Using convolutional neural net (CNN) machine learning models, along with a method called transfer learning, the software has been able to successfully predict infection in C-section wounds with roughly 90 percent accuracy within 10 days of childbirth. Women who are predicted to have an infection through the app are then given a referral to a clinic where they can receive diagnostic bacterial testing and can be prescribed life-saving antibiotics as needed.

The app has been well received by women and community health workers in Rwanda.

“The trust that women have in community health workers, who were a big promoter of the app, meant the mHealth tool was accepted by women in rural areas,” adds Anne Niyigena of PIH.

Using thermal imaging to address algorithmic bias

One of the biggest hurdles to scaling this AI-based technology to a more global audience is algorithmic bias. When trained on a relatively homogenous population, such as that of rural Rwanda, the algorithm performs as expected and can successfully predict infection. But when images of patients of varying skin colors are introduced, the algorithm is less effective.

To tackle this issue, Fletcher used thermal imaging. Simple thermal camera modules, designed to attach to a cell phone, cost approximately $200 and can be used to capture infrared images of wounds. Algorithms can then be trained using the heat patterns of infrared wound images to predict infection. A study published last year showed over a 90 percent prediction accuracy when these thermal images were paired with the app’s CNN algorithm.

While more expensive than simply using the phone’s camera, the thermal image approach could be used to scale the team’s mHealth technology to a more diverse, global population.

“We’re giving the health staff two options: in a homogenous population, like rural Rwanda, they can use their standard phone camera, using the model that has been trained with data from the local population. Otherwise, they can use the more general model which requires the thermal camera attachment,” says Fletcher.

While the current generation of the mobile app uses a cloud-based algorithm to run the infection prediction model, the team is now working on a stand-alone mobile app that does not require internet access, and also looks at all aspects of maternal health, from pregnancy to postpartum.

In addition to developing the library of wound images used in the algorithms, Fletcher is working closely with former student Nakeshimana and his team at Insightiv on the app’s development, and using the Android phones that are locally manufactured in Rwanda. PIH will then conduct user testing and field-based validation in Rwanda.

As the team looks to develop the comprehensive app for maternal health, privacy and data protection are a top priority.

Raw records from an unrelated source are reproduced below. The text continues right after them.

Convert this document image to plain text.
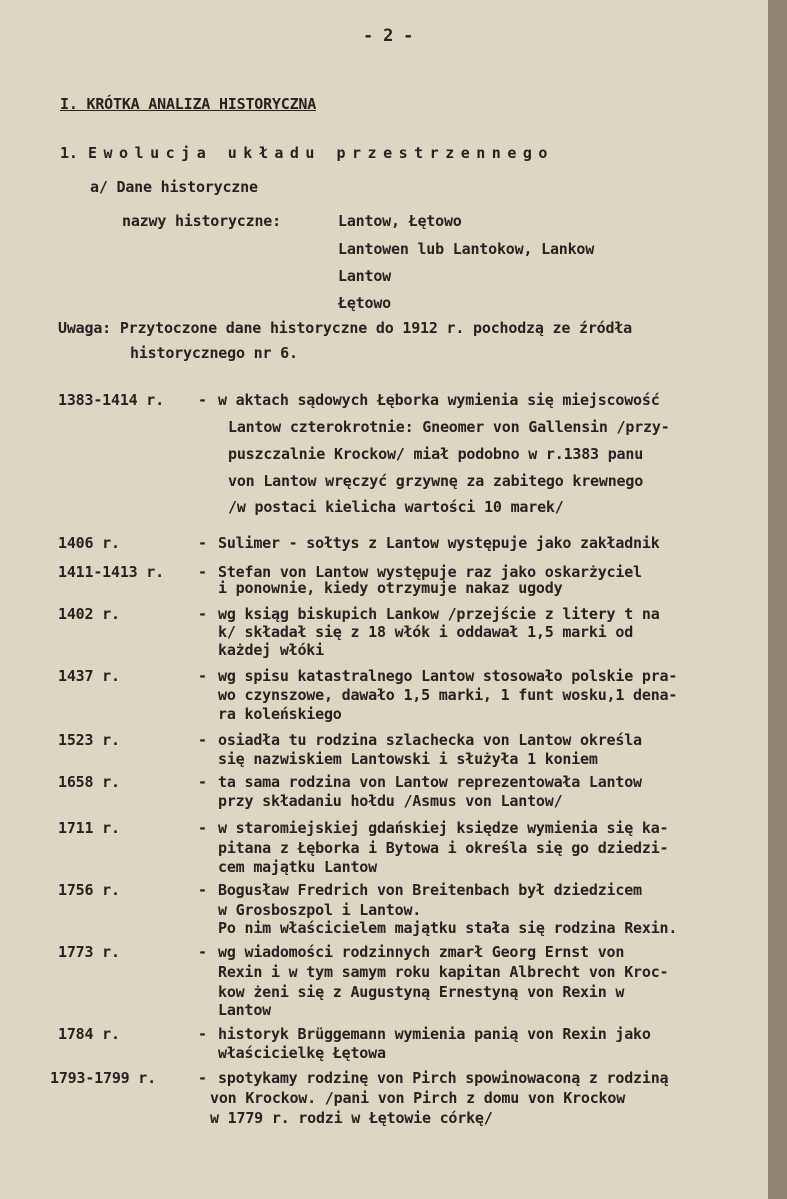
- 2 -
I. KRÓTKA ANALIZA HISTORYCZNA
1. Ewolucja układu przestrzennego
a/ Dane historyczne
nazwy historyczne:	Lantow, Łętowo
Lantowen lub Lantokow, Lankow
Lantow
Łętowo
Uwaga: Przytoczone dane historyczne do 1912 r. pochodzą ze źródła
historycznego nr 6.
1383-1414 r. - w aktach sądowych Łęborka wymienia się miejscowość
Lantow czterokrotnie: Gneomer von Gallensin /przy-
puszczalnie Krockow/ miał podobno w r.1383 panu
von Lantow wręczyć grzywnę za zabitego krewnego
/w postaci kielicha wartości 10 marek/
1406 r.	- Sulimer - sołtys z Lantow występuje jako zakładnik
1411-1413 r. - Stefan von Lantow występuje raz jako oskarżyciel
i ponownie, kiedy otrzymuje nakaz ugody
1402 r.	- wg ksiąg biskupich Lankow /przejście z litery t na
k/ składał się z 18 włók i oddawał 1,5 marki od
każdej włóki
1437 r.	- wg spisu katastralnego Lantow stosowało polskie pra-
wo czynszowe, dawało 1,5 marki, 1 funt wosku,1 dena-
ra koleńskiego
1523 r.	- osiadła tu rodzina szlachecka von Lantow określa
się nazwiskiem Lantowski i służyła 1 koniem
1658 r.	- ta sama rodzina von Lantow reprezentowała Lantow
przy składaniu hołdu /Asmus von Lantow/
1711 r.	- w staromiejskiej gdańskiej księdze wymienia się ka-
pitana z Łęborka i Bytowa i określa się go dziedzi-
cem majątku Lantow
1756 r.	- Bogusław Fredrich von Breitenbach był dziedzicem
w Grosboszpol i Lantow.
Po nim właścicielem majątku stała się rodzina Rexin.
1773 r.	- wg wiadomości rodzinnych zmarł Georg Ernst von
Rexin i w tym samym roku kapitan Albrecht von Kroc-
kow żeni się z Augustyną Ernestyną von Rexin w
Lantow
1784 r.	- historyk Brüggemann wymienia panią von Rexin jako
właścicielkę Łętowa
1793-1799 r.	- spotykamy rodzinę von Pirch spowinowaconą z rodziną
von Krockow. /pani von Pirch z domu von Krockow
w 1779 r. rodzi w Łętowie córkę/
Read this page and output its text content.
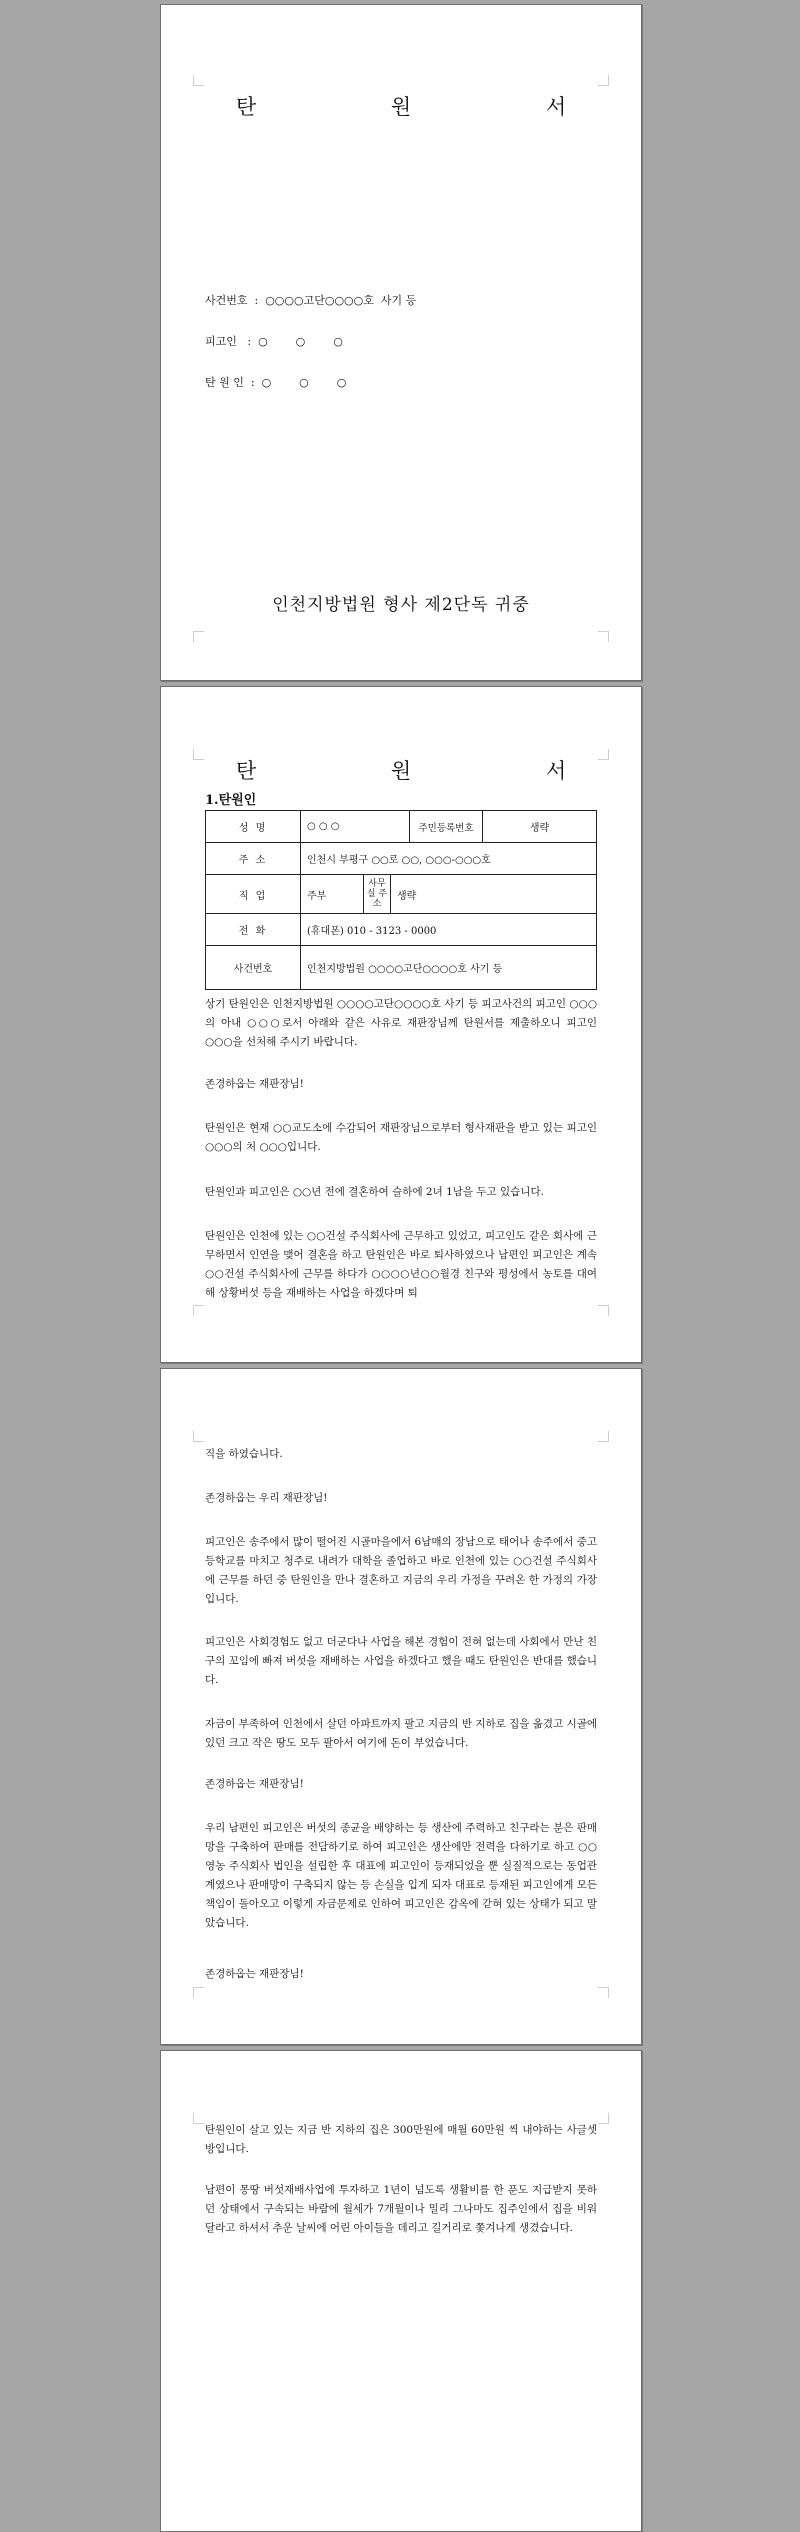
탄 원 서
사건번호  :  ○○○○고단○○○○호  사기 등
피고인   :  ○        ○        ○
탄 원 인  :  ○        ○        ○
인천지방법원 형사 제2단독 귀중
탄 원 서
1.탄원인
성 명	○ ○ ○	주민등록번호	생략
주 소	인천시 부평구 ○○로 ○○, ○○○-○○○호
직 업		주부	사무실 주 소	생략

전 화	(휴대폰) 010 - 3123 - 0000
사건번호	인천지방법원 ○○○○고단○○○○호 사기 등

상기 탄원인은 인천지방법원 ○○○○고단○○○○호 사기 등 피고사건의 피고인 ○○○의 아내 ○○○로서 아래와 같은 사유로 재판장님께 탄원서를 제출하오니 피고인 ○○○을 선처해 주시기 바랍니다.

존경하옵는 재판장님!

탄원인은 현재 ○○교도소에 수감되어 재판장님으로부터 형사재판을 받고 있는 피고인 ○○○의 처 ○○○입니다.

탄원인과 피고인은 ○○년 전에 결혼하여 슬하에 2녀 1남을 두고 있습니다.

탄원인은 인천에 있는 ○○건설 주식회사에 근무하고 있었고, 피고인도 같은 회사에 근무하면서 인연을 맺어 결혼을 하고 탄원인은 바로 퇴사하였으나 남편인 피고인은 계속 ○○건설 주식회사에 근무를 하다가 ○○○○년○○월경 친구와 평성에서 농토를 대여해 상황버섯 등을 재배하는 사업을 하겠다며 퇴

직을 하였습니다.

존경하옵는 우리 재판장님!

피고인은 송주에서 많이 떨어진 시골마을에서 6남매의 장남으로 태어나 송주에서 중고등학교를 마치고 청주로 내려가 대학을 졸업하고 바로 인천에 있는 ○○건설 주식회사에 근무를 하던 중 탄원인을 만나 결혼하고 지금의 우리 가정을 꾸려온 한 가정의 가장입니다.

피고인은 사회경험도 없고 더군다나 사업을 해본 경험이 전혀 없는데 사회에서 만난 친구의 꼬임에 빠져 버섯을 재배하는 사업을 하겠다고 했을 때도 탄원인은 반대를 했습니다.

자금이 부족하여 인천에서 살던 아파트까지 팔고 지금의 반 지하로 집을 옮겼고 시골에 있던 크고 작은 땅도 모두 팔아서 여기에 돈이 부었습니다.

존경하옵는 재판장님!

우리 남편인 피고인은 버섯의 종균을 배양하는 등 생산에 주력하고 친구라는 분은 판매망을 구축하여 판매를 전담하기로 하여 피고인은 생산에만 전력을 다하기로 하고 ○○영농 주식회사 법인을 설립한 후 대표에 피고인이 등재되었을 뿐 실질적으로는 동업관계였으나 판매망이 구축되지 않는 등 손실을 입게 되자 대표로 등재된 피고인에게 모든 책임이 돌아오고 이렇게 자금문제로 인하여 피고인은 감옥에 갇혀 있는 상태가 되고 말았습니다.

존경하옵는 재판장님!

탄원인이 살고 있는 지금 반 지하의 집은 300만원에 매월 60만원 씩 내야하는 사글셋방입니다.

남편이 몽땅 버섯재배사업에 투자하고 1년이 넘도록 생활비를 한 푼도 지급받지 못하던 상태에서 구속되는 바람에 월세가 7개월이나 밀리 그나마도 집주인에서 집을 비워달라고 하셔서 추운 날씨에 어린 아이들을 데리고 길거리로 쫓겨나게 생겼습니다.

“As we develop and refine these tools, a closer attention must be paid to patients’ data privacy. More data security details should be incorporated so that the tool addresses the gaps it is intended to bridge and maximizes user’s trust, which will eventually favor its adoption at a larger scale,” says Niyigena.

Members of the prize-winning team include: Bethany Hedt-Gauthier from Harvard Medical School; Richard Fletcher from MIT; Robert Riviello from Brigham and Women’s Hospital; Adeline Boatin from Massachusetts General Hospital; Anne Niyigena, Frederick Kateera, Laban Bikorimana, and Vincent Cubaka from PIH in Rwanda; and Audace Nakeshimana ’20, founder of Insightiv.ai.